Public health emergency preparedness and response are continuous cycles. Legislative, financial, and leadership support with an established concept of operations could improve the preparedness and response against pandemics. Regular resources mapping and establishment of a resources utilization system can improve the public health emergency management system. The public health emergency management system must be able to respond effectively with joint coordination and collaboration form a central point.

Strengths and limitations

  • Assessment of the coordination system of public health emergency operations center (PHEOC) to manage the COVID-19 pandemic by involving different sectors.

  • Highlighted how health and other than health (non-health) sectors collectively worked to strengthen the response against COVID-19 in Pakistan.

  • The study could not cover all of the response organizations at provincial level that are connected to national level institution/organization for pandemic response.

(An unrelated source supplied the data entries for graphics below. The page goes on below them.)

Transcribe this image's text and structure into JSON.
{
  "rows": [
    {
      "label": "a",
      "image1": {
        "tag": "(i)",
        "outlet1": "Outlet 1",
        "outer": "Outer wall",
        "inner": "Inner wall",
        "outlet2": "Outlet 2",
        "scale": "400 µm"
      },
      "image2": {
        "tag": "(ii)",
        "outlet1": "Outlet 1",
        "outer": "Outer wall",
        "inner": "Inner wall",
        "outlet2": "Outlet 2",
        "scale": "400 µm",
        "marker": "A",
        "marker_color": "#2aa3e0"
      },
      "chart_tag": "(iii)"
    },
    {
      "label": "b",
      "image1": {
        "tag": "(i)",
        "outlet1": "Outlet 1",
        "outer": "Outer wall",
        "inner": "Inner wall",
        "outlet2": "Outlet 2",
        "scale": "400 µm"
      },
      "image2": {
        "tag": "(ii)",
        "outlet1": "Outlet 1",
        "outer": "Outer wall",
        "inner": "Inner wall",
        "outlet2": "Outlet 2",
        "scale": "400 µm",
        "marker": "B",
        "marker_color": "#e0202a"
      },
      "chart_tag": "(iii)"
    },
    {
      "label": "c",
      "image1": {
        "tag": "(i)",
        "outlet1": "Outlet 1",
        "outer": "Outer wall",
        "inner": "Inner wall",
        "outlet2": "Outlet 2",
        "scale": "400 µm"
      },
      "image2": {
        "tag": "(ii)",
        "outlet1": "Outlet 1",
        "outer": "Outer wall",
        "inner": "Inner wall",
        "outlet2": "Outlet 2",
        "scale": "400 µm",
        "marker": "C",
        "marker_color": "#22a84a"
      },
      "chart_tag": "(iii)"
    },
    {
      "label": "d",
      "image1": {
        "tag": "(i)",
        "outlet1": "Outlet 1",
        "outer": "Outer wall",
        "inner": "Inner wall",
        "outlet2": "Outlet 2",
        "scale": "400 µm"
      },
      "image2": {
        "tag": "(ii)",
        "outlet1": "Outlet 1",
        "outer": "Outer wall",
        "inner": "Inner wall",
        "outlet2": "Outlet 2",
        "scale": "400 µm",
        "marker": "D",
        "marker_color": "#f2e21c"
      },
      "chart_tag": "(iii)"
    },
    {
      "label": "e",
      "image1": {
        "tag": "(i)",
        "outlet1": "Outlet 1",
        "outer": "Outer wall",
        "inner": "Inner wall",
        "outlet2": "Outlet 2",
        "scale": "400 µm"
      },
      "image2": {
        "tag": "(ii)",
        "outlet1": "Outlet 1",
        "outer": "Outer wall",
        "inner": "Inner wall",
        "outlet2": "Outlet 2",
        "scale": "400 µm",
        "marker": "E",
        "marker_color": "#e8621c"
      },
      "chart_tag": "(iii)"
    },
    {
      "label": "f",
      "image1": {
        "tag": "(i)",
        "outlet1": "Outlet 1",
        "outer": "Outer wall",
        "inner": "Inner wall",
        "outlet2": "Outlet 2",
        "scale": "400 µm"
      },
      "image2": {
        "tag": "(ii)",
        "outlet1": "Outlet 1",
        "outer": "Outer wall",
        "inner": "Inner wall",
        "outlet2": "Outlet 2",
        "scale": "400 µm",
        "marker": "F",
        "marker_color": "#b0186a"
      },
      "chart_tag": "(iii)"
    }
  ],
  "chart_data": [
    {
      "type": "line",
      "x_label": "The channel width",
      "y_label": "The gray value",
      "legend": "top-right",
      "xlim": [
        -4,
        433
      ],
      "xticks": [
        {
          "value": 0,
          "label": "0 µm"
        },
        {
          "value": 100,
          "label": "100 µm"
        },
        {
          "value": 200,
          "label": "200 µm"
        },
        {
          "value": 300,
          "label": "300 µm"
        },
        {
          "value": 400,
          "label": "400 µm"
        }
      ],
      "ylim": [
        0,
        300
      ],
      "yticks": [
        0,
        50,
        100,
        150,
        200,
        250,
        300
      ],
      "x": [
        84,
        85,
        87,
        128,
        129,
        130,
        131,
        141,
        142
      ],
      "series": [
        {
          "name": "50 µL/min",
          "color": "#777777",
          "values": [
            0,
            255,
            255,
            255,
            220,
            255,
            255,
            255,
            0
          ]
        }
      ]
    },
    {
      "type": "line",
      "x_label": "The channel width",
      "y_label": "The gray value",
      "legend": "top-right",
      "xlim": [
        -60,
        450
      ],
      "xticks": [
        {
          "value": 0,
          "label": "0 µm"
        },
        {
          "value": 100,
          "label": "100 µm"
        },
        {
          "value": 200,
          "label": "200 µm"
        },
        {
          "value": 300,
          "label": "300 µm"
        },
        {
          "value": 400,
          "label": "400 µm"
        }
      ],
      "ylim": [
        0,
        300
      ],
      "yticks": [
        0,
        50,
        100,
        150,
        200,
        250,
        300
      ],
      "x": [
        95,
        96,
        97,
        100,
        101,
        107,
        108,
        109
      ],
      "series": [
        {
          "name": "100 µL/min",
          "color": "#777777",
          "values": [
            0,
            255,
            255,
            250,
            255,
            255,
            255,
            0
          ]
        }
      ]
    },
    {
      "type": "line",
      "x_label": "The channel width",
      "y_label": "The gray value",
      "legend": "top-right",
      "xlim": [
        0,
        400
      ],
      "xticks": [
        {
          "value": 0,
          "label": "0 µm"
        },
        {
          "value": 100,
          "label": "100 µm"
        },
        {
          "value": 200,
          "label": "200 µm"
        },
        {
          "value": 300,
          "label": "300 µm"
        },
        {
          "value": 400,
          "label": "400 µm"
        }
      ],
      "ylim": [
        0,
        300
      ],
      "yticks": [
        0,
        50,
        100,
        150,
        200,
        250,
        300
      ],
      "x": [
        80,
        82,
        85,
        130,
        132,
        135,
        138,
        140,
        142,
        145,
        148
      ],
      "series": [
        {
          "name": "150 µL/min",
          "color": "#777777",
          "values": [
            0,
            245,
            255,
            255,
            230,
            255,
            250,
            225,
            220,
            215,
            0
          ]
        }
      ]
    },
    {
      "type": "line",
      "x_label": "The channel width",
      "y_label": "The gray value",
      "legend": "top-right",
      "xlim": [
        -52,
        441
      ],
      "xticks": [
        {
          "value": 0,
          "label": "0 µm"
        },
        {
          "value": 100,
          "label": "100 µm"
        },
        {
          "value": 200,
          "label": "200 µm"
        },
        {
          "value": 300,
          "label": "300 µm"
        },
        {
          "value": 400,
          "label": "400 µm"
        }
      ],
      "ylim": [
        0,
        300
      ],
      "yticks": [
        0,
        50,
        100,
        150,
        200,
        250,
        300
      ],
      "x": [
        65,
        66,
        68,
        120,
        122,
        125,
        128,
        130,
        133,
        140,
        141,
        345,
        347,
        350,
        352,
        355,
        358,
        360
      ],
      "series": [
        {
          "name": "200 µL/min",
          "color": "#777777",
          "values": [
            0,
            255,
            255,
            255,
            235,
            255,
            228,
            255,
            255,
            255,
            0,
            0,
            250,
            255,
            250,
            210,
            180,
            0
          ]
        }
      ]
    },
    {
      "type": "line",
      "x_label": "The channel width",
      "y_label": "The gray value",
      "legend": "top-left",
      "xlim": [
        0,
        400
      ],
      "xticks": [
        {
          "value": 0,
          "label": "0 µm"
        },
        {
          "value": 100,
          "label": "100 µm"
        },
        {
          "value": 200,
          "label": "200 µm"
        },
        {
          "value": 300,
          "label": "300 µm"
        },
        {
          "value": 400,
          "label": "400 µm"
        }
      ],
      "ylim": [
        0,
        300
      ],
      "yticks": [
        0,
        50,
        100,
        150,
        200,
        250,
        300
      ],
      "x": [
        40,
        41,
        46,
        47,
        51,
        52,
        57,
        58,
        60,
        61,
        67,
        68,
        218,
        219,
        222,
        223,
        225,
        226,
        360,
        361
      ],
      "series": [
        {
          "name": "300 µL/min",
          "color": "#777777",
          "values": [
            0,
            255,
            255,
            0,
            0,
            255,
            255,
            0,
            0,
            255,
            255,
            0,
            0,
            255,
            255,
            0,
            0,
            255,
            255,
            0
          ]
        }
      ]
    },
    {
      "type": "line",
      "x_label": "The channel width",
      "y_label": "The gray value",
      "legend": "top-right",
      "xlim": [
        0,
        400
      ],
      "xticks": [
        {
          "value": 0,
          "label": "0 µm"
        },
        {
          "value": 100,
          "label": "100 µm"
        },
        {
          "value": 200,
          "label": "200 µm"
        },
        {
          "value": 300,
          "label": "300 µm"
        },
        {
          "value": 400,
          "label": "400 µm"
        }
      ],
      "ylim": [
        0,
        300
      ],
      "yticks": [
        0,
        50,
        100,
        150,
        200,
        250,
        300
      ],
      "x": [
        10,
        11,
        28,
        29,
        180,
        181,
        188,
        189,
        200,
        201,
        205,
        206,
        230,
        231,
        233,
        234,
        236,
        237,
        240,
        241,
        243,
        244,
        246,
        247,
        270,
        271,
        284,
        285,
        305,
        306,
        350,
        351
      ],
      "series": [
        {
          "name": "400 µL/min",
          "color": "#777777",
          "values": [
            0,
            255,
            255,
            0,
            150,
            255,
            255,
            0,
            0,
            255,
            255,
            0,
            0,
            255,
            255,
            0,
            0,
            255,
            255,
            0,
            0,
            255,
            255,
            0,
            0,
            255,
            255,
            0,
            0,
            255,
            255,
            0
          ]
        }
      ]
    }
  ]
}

  • All of planning, preparedness and response indicators of public health emergency management were not assess due to time and resource contains.

Limitations

The study focused on the assessment of coordination mechanism at national level only, role of provincial departments and agencies were out of scope of this study. Due to some administrative sensitivities of certain agencies some strategic, supportive documents, information and financial information could not be assessed. Moreover a few of the agencies listed in the NAP did not provided response as they could not give the consent to provide information.